An end to plant watering woes

Trio with a mission: (from left) Warren, Andi Fazirah and Vannie have devised a solution for fuss-free plant watering.

PLANT watering may be a simple task but as some home gardeners like Vannie Verus can attest to, it can be difficult to keep a consistent schedule.

It is on that premise that Vannie and her teammates Warren Junior Patin and Andi Fazirah Usman started their project, which has been accepted as an entry for a regional hackathon involving 15 teams from the Philippines, Vietnam, Malaysia and Indonesia.

Named Haquathon 2.0 (H20), the competition – which will reward five winning teams with a grant worth US$2,000 (RM8,204) – challenges participants to search for solutions tackling issues related to coastal and marine sustainability.

The trio from Keningau Vocational College, Sabah, came up with a device they named “Mechanical Water Veins” as a solution to the plant watering dilemma.

“It comprises several components that allow it to be automatically activated and deactivated. It also reduces water waste by optimising the amount of water used, ” said Andi Fazirah.

In addition, their device channels water directly to the soil surrounding the roots of the plants, and reuses wastewater runoff from sinks, showers, bathtubs, toilets, washing machines and dishwashers, said the college in a press release.

“This technique can be replicated and scaled up so that the concept can be widely applied in a large garden or farmland.

“The team’s main purpose is to conserve the usage of water, especially in urbanised areas, which is consistent with the concept of innovation known as e-STEM (environment, science, technology, engineering and mathematics), ” it added.

Keningau Vocational College director Johari@Jaibet Sabin lauded the electrical technology students’ effort in putting their skills to practice by developing a project that can help tackle environmental issues.

He hoped that more students will explore real-world problems and design solutions to address them.

Having presented their idea and prototype, the 20-year-olds will join the other participants in a series of virtual workshops on citizen engagement, communications for social change, data science, business models and more, to improve their tech-based solutions.

These workshops, held between April and this month, include online mentorship sessions with marine and tech experts from the Asean region.

Next month, the participants will move on to the next phase, which involves pitching for project funding to further develop and implement their activities.

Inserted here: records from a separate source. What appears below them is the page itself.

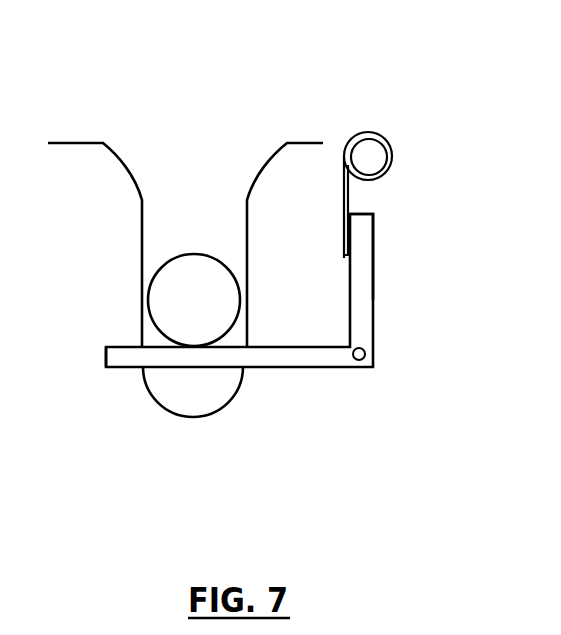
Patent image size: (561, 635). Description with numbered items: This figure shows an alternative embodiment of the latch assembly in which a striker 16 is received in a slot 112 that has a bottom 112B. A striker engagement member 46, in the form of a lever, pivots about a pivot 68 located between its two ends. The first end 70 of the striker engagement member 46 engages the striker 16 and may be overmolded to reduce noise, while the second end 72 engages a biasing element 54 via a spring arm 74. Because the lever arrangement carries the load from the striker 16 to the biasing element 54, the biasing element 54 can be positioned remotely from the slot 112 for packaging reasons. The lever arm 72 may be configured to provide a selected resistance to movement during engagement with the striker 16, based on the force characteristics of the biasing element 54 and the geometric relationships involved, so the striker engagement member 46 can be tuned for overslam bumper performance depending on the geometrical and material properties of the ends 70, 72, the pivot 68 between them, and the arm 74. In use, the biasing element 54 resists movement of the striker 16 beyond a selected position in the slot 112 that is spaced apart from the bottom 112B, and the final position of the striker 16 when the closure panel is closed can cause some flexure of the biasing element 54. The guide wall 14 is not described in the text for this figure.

The guide wall 14 is at (78, 170).
The striker 16 is at (177, 253).
The slot 112 is at (208, 183).
The bottom of the slot 112B is at (167, 415).
The striker engagement member 46 is at (325, 368).
The first end 70 is at (112, 347).
The second end 72 is at (373, 273).
The pivot 68 is at (367, 352).
The biasing element 54 is at (388, 143).
The spring arm 74 is at (350, 197).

Speaking to StarEdu, the team from Keningau Vocational College said they hope to gain insights into how to improve their project at the virtual workshops.

“If we win the funding, we’ll continue experimenting with the project to come up with a high-quality device, ” said Vannie.

They also expressed their gratitude to their lecturers, Mohd Sirhajwan Idek and Haini Kotin, for their support.

“We knew about this contest from Mr Sirhajwan. I hope more youths will be involved in programmes like this, ” said Warren, adding that H20 is the trio’s first foray into hackathons and regional competitions.

Mohd Sirhajwan, who heads the research and innovation programmes at the college, said through their participation, he hopes more students will be aware of hackathons, which are common in universities but not at the school level.

“Unlike most innovation contests, hackathons have their own formats that can really help participants get the most through training, mentoring support and experience in pitching their prototypes or proposals, ” he said.

The winning teams will carry out their activities from July to December, while an in-person event for the winning projects will be held early next year.

H20 is a project of Save Philippine Seas, American Spaces Philippines and the United States Embassy in the Philippines. The first Haquathon took place in 2019-2020.